Learning BNs (both structure and parameters).
- The BNs as classifiers.
The classification task within Supervised Machine Learning.
The MAP criterion.
Types of BN (Naive Bayes, Augmented Naive, TAN).
Classification type: binary, multi-class, multi-label.
- Validation and behavioral metrics.
Cross-validation.
Metrics for the binary and multi-class case.
Metrics for the case of ordinal classification.
- Other aspects.
Multi-label classification: the chains of classifiers.
The cost-sensitive approach.
The problem of database imbalance: oversampling, thresholding, ...
Ensembles of classifiers.
BN Gaussians and hybrids.
Dynamics BN.
Methodology
The subject is structured around theoretical classes, problems and practices. The follow-up of the subject is face-to-face, but it will be necessary to extend the teacher’s explanations with the student’s autonomous study, with the support of the reference bibliography and the material provided by the teacher.
The problem class will focus on solving some of the proposed problems. In the practical classes we will work with R and his libraries.
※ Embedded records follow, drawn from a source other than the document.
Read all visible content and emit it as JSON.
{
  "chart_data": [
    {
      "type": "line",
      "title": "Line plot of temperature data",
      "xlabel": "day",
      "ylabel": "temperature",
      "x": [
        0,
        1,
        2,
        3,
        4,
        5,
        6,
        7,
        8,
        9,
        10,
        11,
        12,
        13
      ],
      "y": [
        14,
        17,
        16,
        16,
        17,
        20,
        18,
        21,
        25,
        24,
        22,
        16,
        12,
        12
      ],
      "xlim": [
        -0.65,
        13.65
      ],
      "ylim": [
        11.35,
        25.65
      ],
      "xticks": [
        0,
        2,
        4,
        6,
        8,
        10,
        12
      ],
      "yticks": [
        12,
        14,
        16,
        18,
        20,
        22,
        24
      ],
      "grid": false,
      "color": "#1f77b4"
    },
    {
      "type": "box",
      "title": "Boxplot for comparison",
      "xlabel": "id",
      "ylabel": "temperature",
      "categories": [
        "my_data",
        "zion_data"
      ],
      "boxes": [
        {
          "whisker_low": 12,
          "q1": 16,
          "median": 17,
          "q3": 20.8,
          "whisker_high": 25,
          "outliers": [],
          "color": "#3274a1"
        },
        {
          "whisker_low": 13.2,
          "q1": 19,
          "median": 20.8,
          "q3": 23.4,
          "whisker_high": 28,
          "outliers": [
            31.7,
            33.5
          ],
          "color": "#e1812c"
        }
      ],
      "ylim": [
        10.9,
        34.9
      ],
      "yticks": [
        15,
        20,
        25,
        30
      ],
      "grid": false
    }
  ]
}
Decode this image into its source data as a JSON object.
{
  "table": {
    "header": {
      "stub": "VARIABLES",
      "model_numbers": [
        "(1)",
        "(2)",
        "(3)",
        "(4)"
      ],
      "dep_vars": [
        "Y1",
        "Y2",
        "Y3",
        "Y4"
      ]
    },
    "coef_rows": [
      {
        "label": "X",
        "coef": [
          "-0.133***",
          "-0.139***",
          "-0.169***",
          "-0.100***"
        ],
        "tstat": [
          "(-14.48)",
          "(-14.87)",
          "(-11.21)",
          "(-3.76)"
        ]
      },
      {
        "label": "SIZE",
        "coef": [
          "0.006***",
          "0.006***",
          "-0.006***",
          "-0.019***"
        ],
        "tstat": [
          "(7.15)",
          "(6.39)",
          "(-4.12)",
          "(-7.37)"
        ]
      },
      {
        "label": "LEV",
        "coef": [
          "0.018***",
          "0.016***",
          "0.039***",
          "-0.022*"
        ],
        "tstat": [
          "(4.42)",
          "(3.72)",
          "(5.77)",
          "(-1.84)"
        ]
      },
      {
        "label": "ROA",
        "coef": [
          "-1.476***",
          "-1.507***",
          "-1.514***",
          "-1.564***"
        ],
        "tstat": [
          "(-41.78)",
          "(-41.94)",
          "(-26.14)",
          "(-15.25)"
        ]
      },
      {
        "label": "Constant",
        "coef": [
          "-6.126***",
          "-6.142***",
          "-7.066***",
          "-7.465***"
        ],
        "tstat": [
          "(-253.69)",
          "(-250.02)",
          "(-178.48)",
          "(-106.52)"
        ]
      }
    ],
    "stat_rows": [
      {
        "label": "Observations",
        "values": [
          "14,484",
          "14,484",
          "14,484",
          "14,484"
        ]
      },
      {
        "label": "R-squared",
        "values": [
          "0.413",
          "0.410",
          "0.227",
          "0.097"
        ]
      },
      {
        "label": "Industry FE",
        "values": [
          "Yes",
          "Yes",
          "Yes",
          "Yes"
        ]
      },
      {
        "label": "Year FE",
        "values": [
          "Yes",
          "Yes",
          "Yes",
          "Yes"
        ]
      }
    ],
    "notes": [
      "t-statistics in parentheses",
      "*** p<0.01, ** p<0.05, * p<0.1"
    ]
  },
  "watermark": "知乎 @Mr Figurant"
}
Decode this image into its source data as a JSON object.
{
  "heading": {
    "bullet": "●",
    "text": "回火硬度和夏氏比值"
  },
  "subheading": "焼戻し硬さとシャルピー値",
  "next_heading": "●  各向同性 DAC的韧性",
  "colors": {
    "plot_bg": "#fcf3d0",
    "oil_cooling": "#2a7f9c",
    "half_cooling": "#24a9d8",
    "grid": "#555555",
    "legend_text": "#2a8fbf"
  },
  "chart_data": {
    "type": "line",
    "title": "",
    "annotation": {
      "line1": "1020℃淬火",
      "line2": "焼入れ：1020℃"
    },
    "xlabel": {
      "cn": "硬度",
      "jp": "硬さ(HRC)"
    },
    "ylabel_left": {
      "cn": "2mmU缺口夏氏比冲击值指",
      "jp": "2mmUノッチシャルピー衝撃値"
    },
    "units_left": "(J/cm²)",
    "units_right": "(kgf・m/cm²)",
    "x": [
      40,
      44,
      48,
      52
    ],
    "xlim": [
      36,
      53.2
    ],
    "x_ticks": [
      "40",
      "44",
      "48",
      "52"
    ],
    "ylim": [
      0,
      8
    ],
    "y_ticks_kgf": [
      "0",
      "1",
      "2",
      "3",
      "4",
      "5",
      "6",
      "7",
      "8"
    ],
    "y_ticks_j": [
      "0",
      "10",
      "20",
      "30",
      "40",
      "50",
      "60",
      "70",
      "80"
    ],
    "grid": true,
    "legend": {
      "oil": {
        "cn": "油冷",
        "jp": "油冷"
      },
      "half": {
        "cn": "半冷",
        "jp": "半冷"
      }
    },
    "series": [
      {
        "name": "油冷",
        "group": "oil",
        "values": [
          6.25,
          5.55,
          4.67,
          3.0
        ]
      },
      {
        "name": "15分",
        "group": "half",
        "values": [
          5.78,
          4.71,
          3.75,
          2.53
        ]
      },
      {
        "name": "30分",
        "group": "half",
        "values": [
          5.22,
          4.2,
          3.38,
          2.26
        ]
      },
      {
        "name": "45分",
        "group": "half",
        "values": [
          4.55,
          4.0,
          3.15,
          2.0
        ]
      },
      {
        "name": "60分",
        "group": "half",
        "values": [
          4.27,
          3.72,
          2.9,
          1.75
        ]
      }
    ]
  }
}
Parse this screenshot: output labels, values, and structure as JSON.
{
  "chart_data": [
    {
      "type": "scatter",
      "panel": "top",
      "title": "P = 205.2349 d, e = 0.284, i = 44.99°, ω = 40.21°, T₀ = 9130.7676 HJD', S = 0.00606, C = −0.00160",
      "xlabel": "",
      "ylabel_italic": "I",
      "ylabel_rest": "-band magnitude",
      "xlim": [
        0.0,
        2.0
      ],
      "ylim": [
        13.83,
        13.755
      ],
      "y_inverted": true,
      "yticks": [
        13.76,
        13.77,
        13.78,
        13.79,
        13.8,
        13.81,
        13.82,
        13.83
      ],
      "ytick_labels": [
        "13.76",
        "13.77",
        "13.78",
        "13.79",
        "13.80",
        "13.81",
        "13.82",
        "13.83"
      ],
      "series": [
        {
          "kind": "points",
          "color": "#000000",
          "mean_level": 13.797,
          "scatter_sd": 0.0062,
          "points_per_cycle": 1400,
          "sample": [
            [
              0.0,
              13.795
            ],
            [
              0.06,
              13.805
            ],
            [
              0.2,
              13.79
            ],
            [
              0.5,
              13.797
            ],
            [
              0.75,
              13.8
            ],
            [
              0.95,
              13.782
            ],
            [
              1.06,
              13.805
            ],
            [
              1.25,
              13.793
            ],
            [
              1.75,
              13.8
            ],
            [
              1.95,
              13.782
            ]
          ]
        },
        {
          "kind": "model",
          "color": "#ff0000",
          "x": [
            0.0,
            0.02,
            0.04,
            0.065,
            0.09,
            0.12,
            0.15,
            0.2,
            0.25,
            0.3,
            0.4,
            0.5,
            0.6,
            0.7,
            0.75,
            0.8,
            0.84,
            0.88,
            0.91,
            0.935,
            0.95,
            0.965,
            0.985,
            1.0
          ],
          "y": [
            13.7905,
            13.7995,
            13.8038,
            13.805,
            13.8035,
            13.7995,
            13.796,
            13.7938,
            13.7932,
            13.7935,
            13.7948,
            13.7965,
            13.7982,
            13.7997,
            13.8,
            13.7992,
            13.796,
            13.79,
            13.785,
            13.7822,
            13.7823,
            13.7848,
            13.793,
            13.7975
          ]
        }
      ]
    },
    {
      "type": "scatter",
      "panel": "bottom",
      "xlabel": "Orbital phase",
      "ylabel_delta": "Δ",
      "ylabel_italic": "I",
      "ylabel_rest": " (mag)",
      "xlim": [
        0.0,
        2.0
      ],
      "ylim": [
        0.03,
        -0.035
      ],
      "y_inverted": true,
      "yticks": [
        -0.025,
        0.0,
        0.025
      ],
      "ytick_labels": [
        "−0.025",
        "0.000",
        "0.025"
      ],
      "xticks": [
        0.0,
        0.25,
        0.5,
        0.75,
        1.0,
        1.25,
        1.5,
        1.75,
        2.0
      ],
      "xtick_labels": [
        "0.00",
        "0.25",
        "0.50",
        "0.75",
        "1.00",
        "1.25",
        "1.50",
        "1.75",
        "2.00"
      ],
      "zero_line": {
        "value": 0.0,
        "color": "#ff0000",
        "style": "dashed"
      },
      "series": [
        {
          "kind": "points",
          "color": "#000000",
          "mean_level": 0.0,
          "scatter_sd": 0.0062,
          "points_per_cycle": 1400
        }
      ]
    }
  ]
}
Student participation in problem and practice classes will be especially valued.
Annotation: Within the schedule set by the centre or degree programme, 15 minutes of one class will be reserved for students to evaluate their lecturers and their courses or modules through questionnaires.
Assessment
The final grade for this subject is obtained as the weighted average of the grades of:
- PAC1 (20%)
- PAC2 (20%)
- Exam (60%)
The PAC1 and PAC2 continuous assessment tests consist of a delivery of problems/practical exercises/work with R, which will be specified throughout the course.
Only those notes that are at least 3.5 out of 10 will be taken into account in the calculation of the weighted average (those that do not comply will weight 0).
To pass the subject it is necessary that this average is at least 5.0 out of 10. In case of not passing the subject in the first call, the student can present himself for recovery. The retake exam represents 100% of the final grade for those students who take the retake, which can only be students who have not passed the subject on the first call (the retake exam does not serve to improve the grade for students who have already passed).
The student who has presented the PAC1 or PAC2 deliveries, or has presented the exam or the recovery exam will be considered evaluable. Otherwise, it will be recorded in the minutes as Not Assessable.
For the eventual assignment of Honors, the marks of the second call will not be taken into account.
Assessment Activities
Title |
Weighting |
Hours |
ECTS |
Learning Outcomes |
Exam |
60% |
3
|
0.12 |
2, 1, 10, 3, 9, 4, 14, 5, 6, 8, 13, 11, 12, 7, 15
|
PAC1 |
20% |
6
|
0.24 |
2, 1, 10, 3, 9, 4, 14, 5, 6, 8, 13, 11, 12, 7, 15
|
PAC2 |
20% |
9
|
0.36 |
2, 1, 10, 3, 9, 4, 14, 5, 6, 8, 13, 11, 12, 7, 15
|
Bibliography
- Norman Fenton and Martin Neil, “Risk Assessment and Decision Analysis with Bayesian Networks”, CRC Press. A Chapman & Hall Book, 2013. (Available online)
- Radhakrishnan Nagarajan, Marco Scutari and Sophie Lèbre, “Bayesian Networks in R with applications in Systems Biology”, Springer, 2013.(Available online)
- Oliver Porret, Patrick Naïm and Bruce Marcot, "Bayesian Networks. A practical guide to applications". Series: Statistics in Practice. Wiley, 2008.(Available online)
- Richard E. Neapolitan, "Learning Bayesian Networks", Prentice Hall Series in Artificial Intelligence, 2004.
Software
The R software will be used with some libraries that will be indicated in due course throughout the course. Preferably in the RStudio environment.